Por isso, devemos pensar com outros, que a culpa venial, de quem morre em graça, é perdoada depois desta vida pelo fogo do purgatório; porque essa pena, de certo modo voluntária, por virtude da graça terá a força de expiar totalmente a culpa, que puder coexistir com a graça.
DONDE A RESPOSTA À PRIMEIRA OBJEÇÃO. ─ A Glosa se refere ao pecado mortal. ─ Ou podemos responder que, embora o pecado não seja apagado nesta vida, em si mesmo, sê-lo-á contudo no seu mérito, por ter o pecador merecido nesta vida que a pena do purgatório lhe seja meritória.
RESPOSTA À SEGUNDA. ─ O pecado venial procede da corrupção da concupiscência, que não existirá na alma separada padecente no purgatório; que portanto não poderá pecar venialmente. Mas a remissão da culpa venial resulta da vontade informada pela graça, e esta a terá a alma separada, no purgatório.

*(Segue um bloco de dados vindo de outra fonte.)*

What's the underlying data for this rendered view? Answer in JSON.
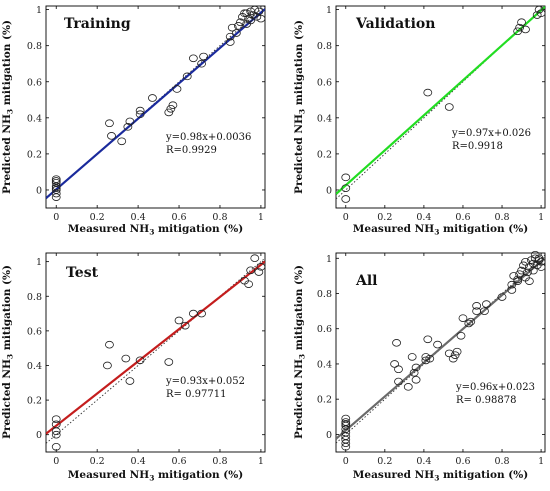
{
  "chart_data": [
    {
      "type": "scatter",
      "title": "Training",
      "xlabel": "Measured NH3 mitigation (%)",
      "ylabel": "Predicted NH3 mitigation (%)",
      "xlim": [
        -0.05,
        1.02
      ],
      "ylim": [
        -0.1,
        1.02
      ],
      "xticks": [
        "0",
        "0.2",
        "0.4",
        "0.6",
        "0.8",
        "1"
      ],
      "yticks": [
        "0",
        "0.2",
        "0.4",
        "0.6",
        "0.8",
        "1"
      ],
      "equation": "y=0.98x+0.0036",
      "r": "R=0.9929",
      "fit": {
        "slope": 0.98,
        "intercept": 0.0036
      },
      "line_color": "#1a2a9c",
      "points": [
        [
          0,
          0
        ],
        [
          0,
          0.02
        ],
        [
          0,
          -0.02
        ],
        [
          0,
          0.04
        ],
        [
          0,
          0.05
        ],
        [
          0,
          -0.04
        ],
        [
          0,
          0.06
        ],
        [
          0,
          0.01
        ],
        [
          0.26,
          0.37
        ],
        [
          0.27,
          0.3
        ],
        [
          0.32,
          0.27
        ],
        [
          0.35,
          0.35
        ],
        [
          0.36,
          0.38
        ],
        [
          0.41,
          0.42
        ],
        [
          0.41,
          0.44
        ],
        [
          0.47,
          0.51
        ],
        [
          0.55,
          0.43
        ],
        [
          0.56,
          0.45
        ],
        [
          0.57,
          0.47
        ],
        [
          0.59,
          0.56
        ],
        [
          0.64,
          0.63
        ],
        [
          0.67,
          0.73
        ],
        [
          0.71,
          0.7
        ],
        [
          0.72,
          0.74
        ],
        [
          0.85,
          0.82
        ],
        [
          0.85,
          0.85
        ],
        [
          0.86,
          0.9
        ],
        [
          0.88,
          0.87
        ],
        [
          0.89,
          0.91
        ],
        [
          0.9,
          0.93
        ],
        [
          0.91,
          0.96
        ],
        [
          0.92,
          0.98
        ],
        [
          0.93,
          0.92
        ],
        [
          0.94,
          0.95
        ],
        [
          0.95,
          0.99
        ],
        [
          0.96,
          0.97
        ],
        [
          0.97,
          1.0
        ],
        [
          0.98,
          0.96
        ],
        [
          0.99,
          0.99
        ],
        [
          1.0,
          0.95
        ],
        [
          0.93,
          0.98
        ],
        [
          0.95,
          0.94
        ]
      ]
    },
    {
      "type": "scatter",
      "title": "Validation",
      "xlabel": "Measured NH3 mitigation (%)",
      "ylabel": "Predicted NH3 mitigation (%)",
      "xlim": [
        -0.05,
        1.02
      ],
      "ylim": [
        -0.1,
        1.02
      ],
      "xticks": [
        "0",
        "0.2",
        "0.4",
        "0.6",
        "0.8",
        "1"
      ],
      "yticks": [
        "0",
        "0.2",
        "0.4",
        "0.6",
        "0.8",
        "1"
      ],
      "equation": "y=0.97x+0.026",
      "r": "R=0.9918",
      "fit": {
        "slope": 0.97,
        "intercept": 0.026
      },
      "line_color": "#22dd22",
      "points": [
        [
          0,
          0.07
        ],
        [
          0,
          0.01
        ],
        [
          0,
          -0.05
        ],
        [
          0.42,
          0.54
        ],
        [
          0.53,
          0.46
        ],
        [
          0.88,
          0.88
        ],
        [
          0.89,
          0.9
        ],
        [
          0.9,
          0.93
        ],
        [
          0.92,
          0.89
        ],
        [
          0.98,
          0.97
        ],
        [
          0.99,
          1.0
        ],
        [
          1.0,
          0.98
        ]
      ]
    },
    {
      "type": "scatter",
      "title": "Test",
      "xlabel": "Measured NH3 mitigation (%)",
      "ylabel": "Predicted NH3 mitigation (%)",
      "xlim": [
        -0.05,
        1.02
      ],
      "ylim": [
        -0.1,
        1.05
      ],
      "xticks": [
        "0",
        "0.2",
        "0.4",
        "0.6",
        "0.8",
        "1"
      ],
      "yticks": [
        "0",
        "0.2",
        "0.4",
        "0.6",
        "0.8",
        "1"
      ],
      "equation": "y=0.93x+0.052",
      "r": "R= 0.97711",
      "fit": {
        "slope": 0.93,
        "intercept": 0.052
      },
      "line_color": "#c41d1d",
      "points": [
        [
          0,
          0.09
        ],
        [
          0,
          0.06
        ],
        [
          0,
          0.02
        ],
        [
          0,
          0
        ],
        [
          0,
          -0.07
        ],
        [
          0.25,
          0.4
        ],
        [
          0.26,
          0.52
        ],
        [
          0.34,
          0.44
        ],
        [
          0.36,
          0.31
        ],
        [
          0.41,
          0.43
        ],
        [
          0.55,
          0.42
        ],
        [
          0.6,
          0.66
        ],
        [
          0.63,
          0.63
        ],
        [
          0.67,
          0.7
        ],
        [
          0.71,
          0.7
        ],
        [
          0.92,
          0.89
        ],
        [
          0.94,
          0.87
        ],
        [
          0.95,
          0.95
        ],
        [
          0.97,
          1.02
        ],
        [
          0.99,
          0.94
        ],
        [
          1.0,
          0.97
        ]
      ]
    },
    {
      "type": "scatter",
      "title": "All",
      "xlabel": "Measured NH3 mitigation (%)",
      "ylabel": "Predicted NH3 mitigation (%)",
      "xlim": [
        -0.05,
        1.02
      ],
      "ylim": [
        -0.1,
        1.03
      ],
      "xticks": [
        "0",
        "0.2",
        "0.4",
        "0.6",
        "0.8",
        "1"
      ],
      "yticks": [
        "0",
        "0.2",
        "0.4",
        "0.6",
        "0.8",
        "1"
      ],
      "equation": "y=0.96x+0.023",
      "r": "R= 0.98878",
      "fit": {
        "slope": 0.96,
        "intercept": 0.023
      },
      "line_color": "#6a6a6a",
      "points": [
        [
          0,
          0.09
        ],
        [
          0,
          0.07
        ],
        [
          0,
          0.05
        ],
        [
          0,
          0.03
        ],
        [
          0,
          0.01
        ],
        [
          0,
          -0.01
        ],
        [
          0,
          -0.03
        ],
        [
          0,
          -0.05
        ],
        [
          0,
          -0.07
        ],
        [
          0,
          0.06
        ],
        [
          0.25,
          0.4
        ],
        [
          0.26,
          0.52
        ],
        [
          0.27,
          0.37
        ],
        [
          0.27,
          0.3
        ],
        [
          0.32,
          0.27
        ],
        [
          0.34,
          0.44
        ],
        [
          0.35,
          0.35
        ],
        [
          0.36,
          0.31
        ],
        [
          0.36,
          0.38
        ],
        [
          0.41,
          0.42
        ],
        [
          0.41,
          0.44
        ],
        [
          0.42,
          0.54
        ],
        [
          0.43,
          0.43
        ],
        [
          0.47,
          0.51
        ],
        [
          0.53,
          0.46
        ],
        [
          0.55,
          0.43
        ],
        [
          0.56,
          0.45
        ],
        [
          0.57,
          0.47
        ],
        [
          0.59,
          0.56
        ],
        [
          0.6,
          0.66
        ],
        [
          0.63,
          0.63
        ],
        [
          0.64,
          0.64
        ],
        [
          0.67,
          0.73
        ],
        [
          0.67,
          0.7
        ],
        [
          0.71,
          0.7
        ],
        [
          0.72,
          0.74
        ],
        [
          0.8,
          0.78
        ],
        [
          0.85,
          0.82
        ],
        [
          0.85,
          0.85
        ],
        [
          0.86,
          0.9
        ],
        [
          0.88,
          0.87
        ],
        [
          0.88,
          0.88
        ],
        [
          0.89,
          0.91
        ],
        [
          0.9,
          0.93
        ],
        [
          0.91,
          0.96
        ],
        [
          0.92,
          0.89
        ],
        [
          0.92,
          0.98
        ],
        [
          0.93,
          0.92
        ],
        [
          0.94,
          0.95
        ],
        [
          0.94,
          0.87
        ],
        [
          0.95,
          0.99
        ],
        [
          0.96,
          0.97
        ],
        [
          0.97,
          1.0
        ],
        [
          0.97,
          1.02
        ],
        [
          0.98,
          0.96
        ],
        [
          0.99,
          0.99
        ],
        [
          1.0,
          0.95
        ],
        [
          1.0,
          0.98
        ],
        [
          0.99,
          1.0
        ],
        [
          0.96,
          0.93
        ]
      ]
    }
  ]
}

Logo, não colhe o símil.
RESPOSTA À TERCEIRA. - Os pecados veniais não mudam o estado do homem, porque nem eliminam nem diminuem a caridade, pela qual se mede a bondade que a graça confere à alma. Por onde, perdoados ou sentidos os pecados veniais praticados, a alma permanece tal como era antes.
RESPOSTA À QUARTA. ─ Depois de esta vida não pode haver mérito em relação ao prêmio essencial. Mas o pode em relação a um prêmio acidental, enquanto o homem de certo modo ainda continua viandante. Por onde, no purgatório pode haver ato meritório quanto à remissão da culpa venial.
RESPOSTA À QUINTA. ─ Embora o pecado venial resulte da inclinação da concupiscência, contudo a culpa procede da intenção. Por isso, mesmo desaparecida a concupiscência, ainda pode subsistir a culpa.